What can employers do when faced with a covert recording of a meeting?

What can employers do when faced with a covert recording of a meeting?

We now live in a world where we are all digitally connected, constantly. The time when it was difficult to secretly record meetings, is no more. It is very easy for employees to secretly record a meeting at the touch of a button on their smartphone or smartwatch. Surely this is not right – it’s entrapment I hear you cry – and I agree. But this is the reality.

The HR profession considers that it is good meeting etiquette for the person who wishes to record the meeting to inform the everyone else of their plan to record the meeting before they record it. But this is clearly not at the forefront of an employee’s mind when they step into that meeting room, even if they are specifically asked not to record the meeting or at least say if they intend on recording it.

So what happens if an employee secretly records an internal meeting with the employer – how will this covertly obtained evidence be treated by an employment tribunal?

The general rule is that recordings of the parts of the meeting where the employee was present will be admissible as evidence if the tribunal considers the evidence to be relevant to the claim. However, any secret recording of the employer’s deliberations when the employee was not present, in say a disciplinary hearing, will not be admissible except where:

  • they record private discussions that are not part of a panel’s deliberations, but show potential unlawful discrimination; or
  • they record conversations that were relevant to issues under consideration taking place during breaks in the hearing (for example where it is admitted that all the grievance issues are not being properly considered in the grievance process).

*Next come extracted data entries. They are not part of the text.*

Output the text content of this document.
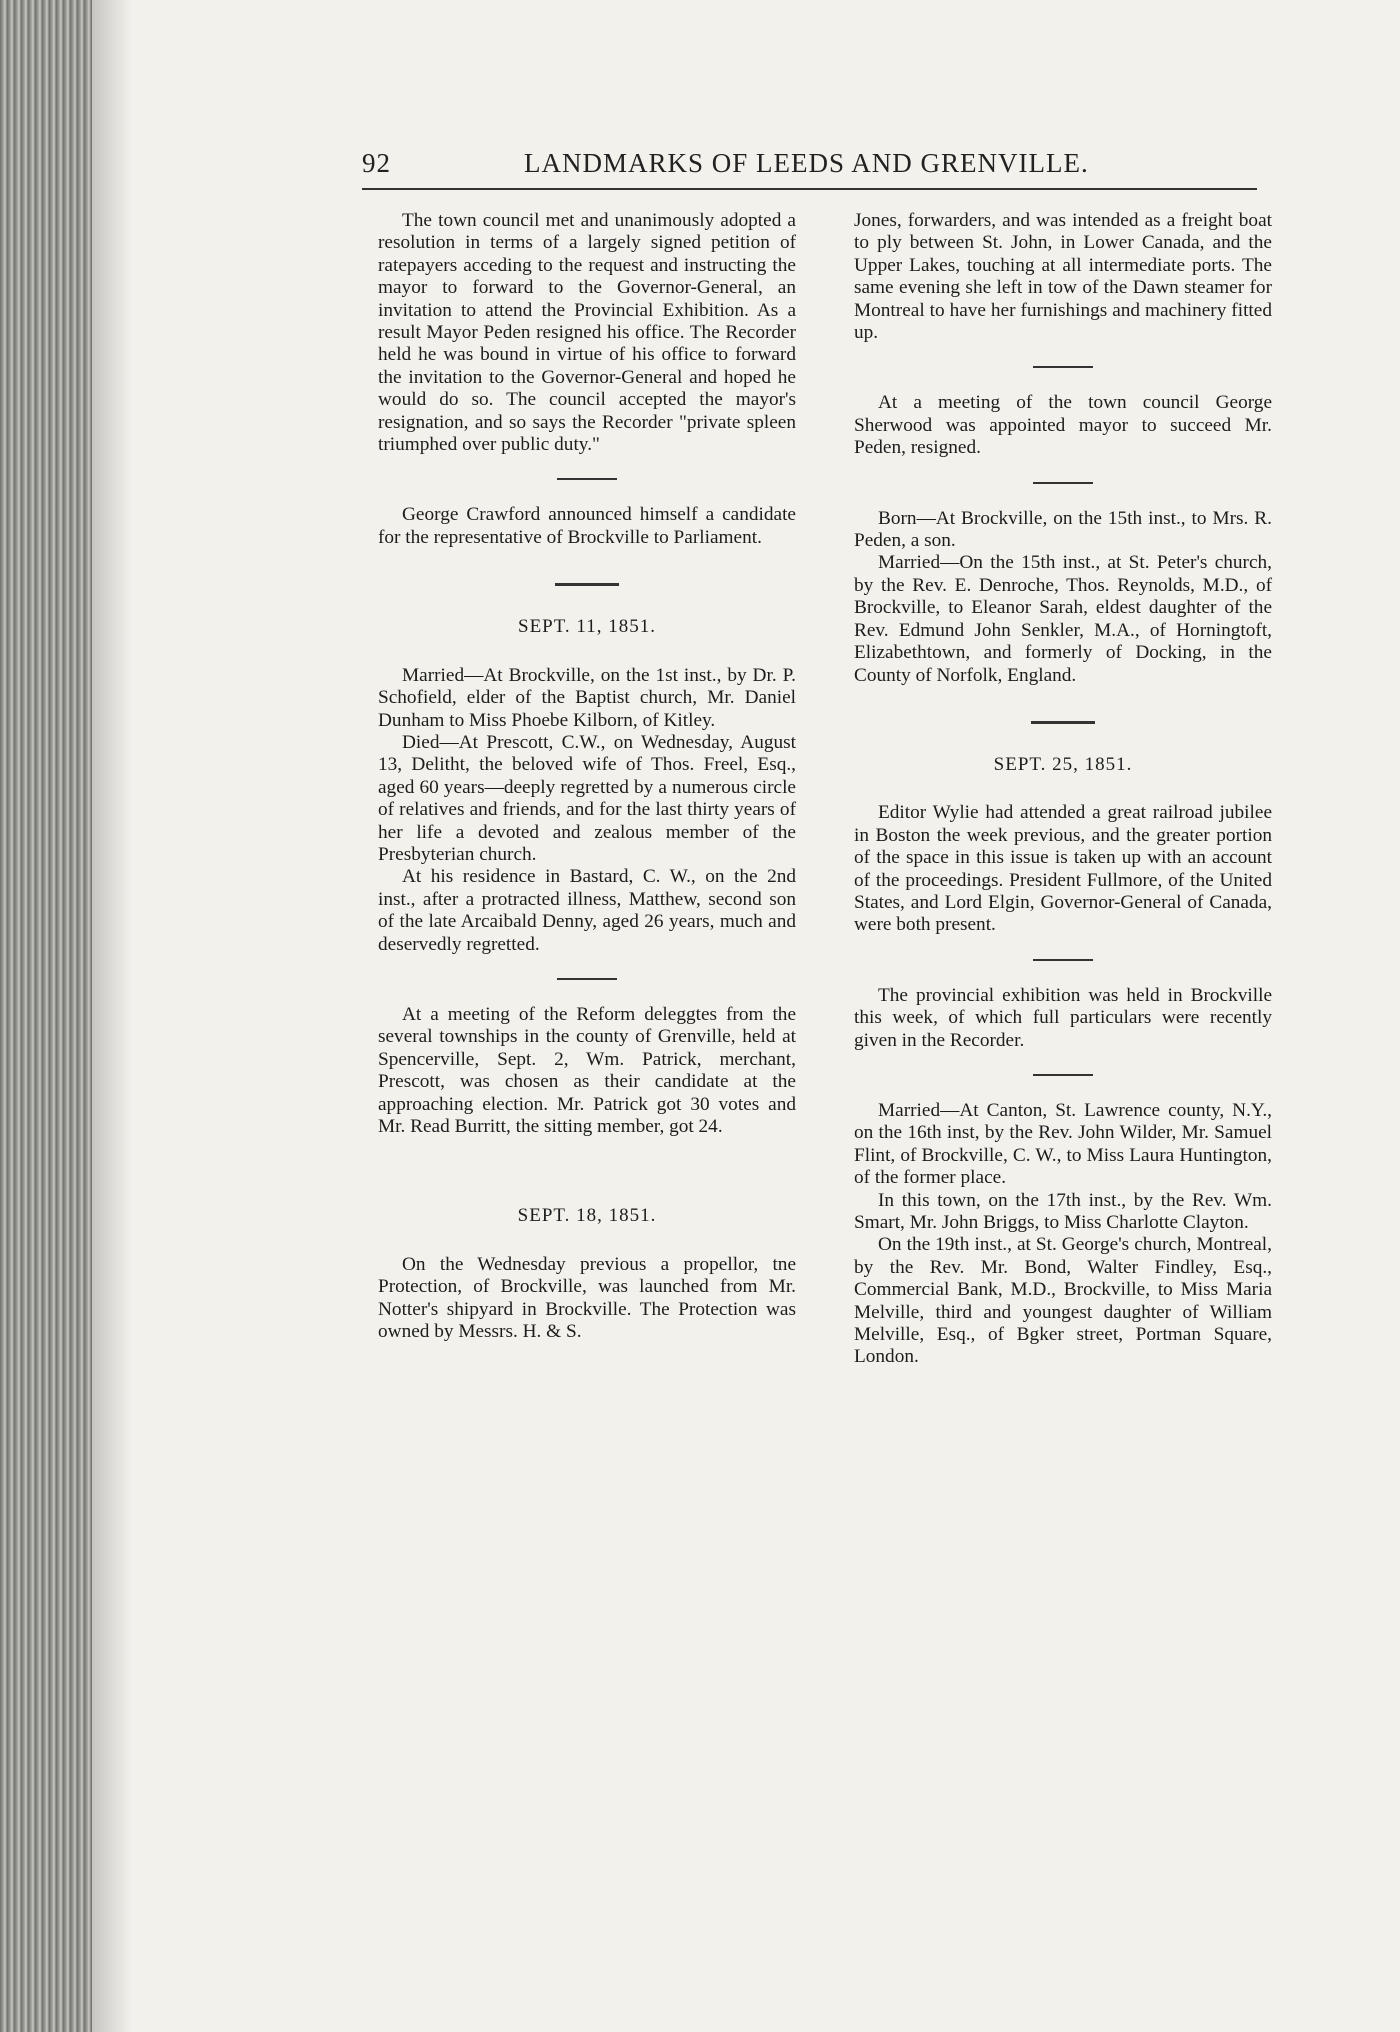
92	LANDMARKS OF LEEDS AND GRENVILLE.

The town council met and unanimously adopted a resolution in terms of a largely signed petition of ratepayers acceding to the request and instructing the mayor to forward to the Governor-General, an invitation to attend the Provincial Exhibition. As a result Mayor Peden resigned his office. The Recorder held he was bound in virtue of his office to forward the invitation to the Governor-General and hoped he would do so. The council accepted the mayor's resignation, and so says the Recorder "private spleen triumphed over public duty."

George Crawford announced himself a candidate for the representative of Brockville to Parliament.

SEPT. 11, 1851.

Married—At Brockville, on the 1st inst., by Dr. P. Schofield, elder of the Baptist church, Mr. Daniel Dunham to Miss Phoebe Kilborn, of Kitley.

Died—At Prescott, C.W., on Wednesday, August 13, Delitht, the beloved wife of Thos. Freel, Esq., aged 60 years—deeply regretted by a numerous circle of relatives and friends, and for the last thirty years of her life a devoted and zealous member of the Presbyterian church.

At his residence in Bastard, C. W., on the 2nd inst., after a protracted illness, Matthew, second son of the late Arcaibald Denny, aged 26 years, much and deservedly regretted.

At a meeting of the Reform deleggtes from the several townships in the county of Grenville, held at Spencerville, Sept. 2, Wm. Patrick, merchant, Prescott, was chosen as their candidate at the approaching election. Mr. Patrick got 30 votes and Mr. Read Burritt, the sitting member, got 24.

SEPT. 18, 1851.

On the Wednesday previous a propellor, tne Protection, of Brockville, was launched from Mr. Notter's shipyard in Brockville. The Protection was owned by Messrs. H. & S.

Jones, forwarders, and was intended as a freight boat to ply between St. John, in Lower Canada, and the Upper Lakes, touching at all intermediate ports. The same evening she left in tow of the Dawn steamer for Montreal to have her furnishings and machinery fitted up.

At a meeting of the town council George Sherwood was appointed mayor to succeed Mr. Peden, resigned.

Born—At Brockville, on the 15th inst., to Mrs. R. Peden, a son.

Married—On the 15th inst., at St. Peter's church, by the Rev. E. Denroche, Thos. Reynolds, M.D., of Brockville, to Eleanor Sarah, eldest daughter of the Rev. Edmund John Senkler, M.A., of Horningtoft, Elizabethtown, and formerly of Docking, in the County of Norfolk, England.

SEPT. 25, 1851.

Editor Wylie had attended a great railroad jubilee in Boston the week previous, and the greater portion of the space in this issue is taken up with an account of the proceedings. President Fullmore, of the United States, and Lord Elgin, Governor-General of Canada, were both present.

The provincial exhibition was held in Brockville this week, of which full particulars were recently given in the Recorder.

Married—At Canton, St. Lawrence county, N.Y., on the 16th inst, by the Rev. John Wilder, Mr. Samuel Flint, of Brockville, C. W., to Miss Laura Huntington, of the former place.

In this town, on the 17th inst., by the Rev. Wm. Smart, Mr. John Briggs, to Miss Charlotte Clayton.

On the 19th inst., at St. George's church, Montreal, by the Rev. Mr. Bond, Walter Findley, Esq., Commercial Bank, M.D., Brockville, to Miss Maria Melville, third and youngest daughter of William Melville, Esq., of Bgker street, Portman Square, London.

But if the secret recording covers the taking of legal advice, then that should be protected by legal privilege and inadmissible as evidence.

Ultimately, we are in a world where employers cannot prevent employees from secretly recording meetings, but here are some thoughts on what employers could do to put themselves in the best position to deal with it:

  • Ensure that your disciplinary policy expressly prohibits employees from secretly recording meetings; that will help establish clear ground rules for how the secret recording will be treated (i.e. misconduct and therefore a disciplinary issue).
  • When you are going into a meeting with employees, repeat this information at the start of the meeting and ask them to confirm they are not recording it. This may mean you can take separate disciplinary action against the employee, but sadly it doesn’t prevent the recording being admissible evidence in a tribunal claim.
  • If the employee says they intend to record the meeting, you could allow this but ensure that you also record the meeting.
  • If there is a break in the meeting, it is best for you as the employer to leave the room. If the employee leaves the room they may well leave the device recording.

The above are all practical things you can do manage the situation if it arises, but it can’t ensure the recording won’t be inadmissible as evidence in any litigation.
Ultimately, the best advice is to only do and say things in the meeting (including the breaks) that you would feel comfortable being disclosed as evidence. Sometimes it helps to be paranoid.